Pieter Reijnen is weer terug in de portiersloge van het Bestuursgebouw in De Uithof. Het is er nog kaal en steriel, maar het is er beter toeven dan in de ‘directiekeet’.

Twee en een halve maand hebben de receptionisten in een houten hokje gezeten in de hal van het Bestuursgebouw omdat hun receptieruimte werd verbouwd. “Ja, dat hok heeft de meest kleurrijke namen gekregen. Koffiehok, zweethok, sauna, friettent, krantenkiosk, directiekeet. Het is fijn om weer in de vertrouwde receptie te zitten.”

Pieter Reijnen is nu een jaar receptionist in het Bestuursgebouw. Daarvoor bekleedde hij voor korte tijd dezelfde functie in het Kruytgebouw. “Ik vind het hier leuker. Je bent echt bezig met het ontvangen en verwijzen van gasten.“

Een ander verschil is dat het Bestuursgebouw geen onderwijslocatie is. In het Kruytgebouw, zegt hij, zijn meer studenten. Die groeten de receptionist lang niet allemaal, medewerkers wel. “In het Kruytgebouw ben je meer een toezichthouder.” Ook de studenten die ’s ochtend van de bushalte, via de hal van het Bestuursgebouw naar het David de Wiedgebouw lopen, groeten vrijwel niet. Daar trekt Reijnen de schouders over op. “Het is een kortere route dan als ze om het gebouw heen moeten lopen.”

Receptionisten van het Bestuursgebouw maken om 7 uur ’s ochtends de deuren open en sluiten ze twaalf uur later. Om 13 uur zit de ochtenddienst erop. Al die tijd mogen ze hun werkplek niet verlaten. Behalve natuurlijk als ze even naar het toilet moeten of een kopje koffie willen halen.

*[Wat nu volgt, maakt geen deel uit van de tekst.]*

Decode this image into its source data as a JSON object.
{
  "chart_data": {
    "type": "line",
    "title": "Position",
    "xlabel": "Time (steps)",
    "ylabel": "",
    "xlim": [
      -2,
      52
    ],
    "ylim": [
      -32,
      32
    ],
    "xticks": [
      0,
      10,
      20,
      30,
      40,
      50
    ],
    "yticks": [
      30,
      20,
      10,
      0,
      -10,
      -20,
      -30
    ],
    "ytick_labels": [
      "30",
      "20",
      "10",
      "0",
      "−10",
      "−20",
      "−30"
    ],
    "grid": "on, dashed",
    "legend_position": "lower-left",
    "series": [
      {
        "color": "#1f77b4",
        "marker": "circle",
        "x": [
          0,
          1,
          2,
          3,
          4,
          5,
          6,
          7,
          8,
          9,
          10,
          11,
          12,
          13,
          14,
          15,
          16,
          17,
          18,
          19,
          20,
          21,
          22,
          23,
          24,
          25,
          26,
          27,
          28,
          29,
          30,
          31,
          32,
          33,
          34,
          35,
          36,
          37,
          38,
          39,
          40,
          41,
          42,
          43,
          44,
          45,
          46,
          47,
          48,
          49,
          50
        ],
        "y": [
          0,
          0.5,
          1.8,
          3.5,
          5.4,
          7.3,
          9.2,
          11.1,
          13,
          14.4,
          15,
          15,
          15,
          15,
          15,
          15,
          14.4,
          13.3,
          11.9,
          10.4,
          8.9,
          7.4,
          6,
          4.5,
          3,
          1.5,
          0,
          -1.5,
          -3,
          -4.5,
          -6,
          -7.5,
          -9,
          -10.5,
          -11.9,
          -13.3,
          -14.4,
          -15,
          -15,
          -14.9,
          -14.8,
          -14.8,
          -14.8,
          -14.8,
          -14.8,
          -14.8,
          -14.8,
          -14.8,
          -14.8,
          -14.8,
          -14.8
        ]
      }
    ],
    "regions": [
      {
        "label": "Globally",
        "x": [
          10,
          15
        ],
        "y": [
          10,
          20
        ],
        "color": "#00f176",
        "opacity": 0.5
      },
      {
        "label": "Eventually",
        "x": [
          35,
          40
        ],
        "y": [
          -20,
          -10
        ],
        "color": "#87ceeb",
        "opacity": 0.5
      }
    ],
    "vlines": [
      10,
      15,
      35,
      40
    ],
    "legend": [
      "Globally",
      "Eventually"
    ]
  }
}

“Als iemand een branddeur opent, gaat er een signaal af en gaat er op mijn dashboard een lichtje branden. Ik mag er dan niet zelf naar toe om de deur te sluiten, dan moet een mobiele surveillant doen die door de meldkamer wordt gestuurd.” Extremere zaken heeft Reijnen nog niet meegemaakt in het Bestuursgebouw.

Vandaag heeft Reijnen de middagshift. “Die vind ik leuker. Om 19 uur sluit het pand en daarna lopen we nog een brand- en sluitroute. Dan lopen we langs alle kantoren om te kijken of de ramen dicht zijn en of bijvoorbeeld de koffiezetapparaten uit staan. Ook lopen we nog een keer buiten om het gebouw heen. Om negen uur ’s avonds zit mijn dienst er dan op.”

Nu de hal van het Bestuursgebouw wordt opgeknapt, er een houten vloer ligt en de banken en vloerkleden klaar staan om op hun plek gelegd of gezet te worden, hoopt Reijnen dat er ook wat meer groen komt in de hal en in zijn portiersloge. “Het is nu nog een beetje steriel allemaal. Mijn collega Jolanda zou ook graag een kunstwerk of iets van de universiteit in de vitrine willen hebben, zodat het hier wat minder kaal is. We zijn benieuwd of de architect daar aan heeft gedacht en of er dus nog wat planten komen waar we op uit kunnen kijken.”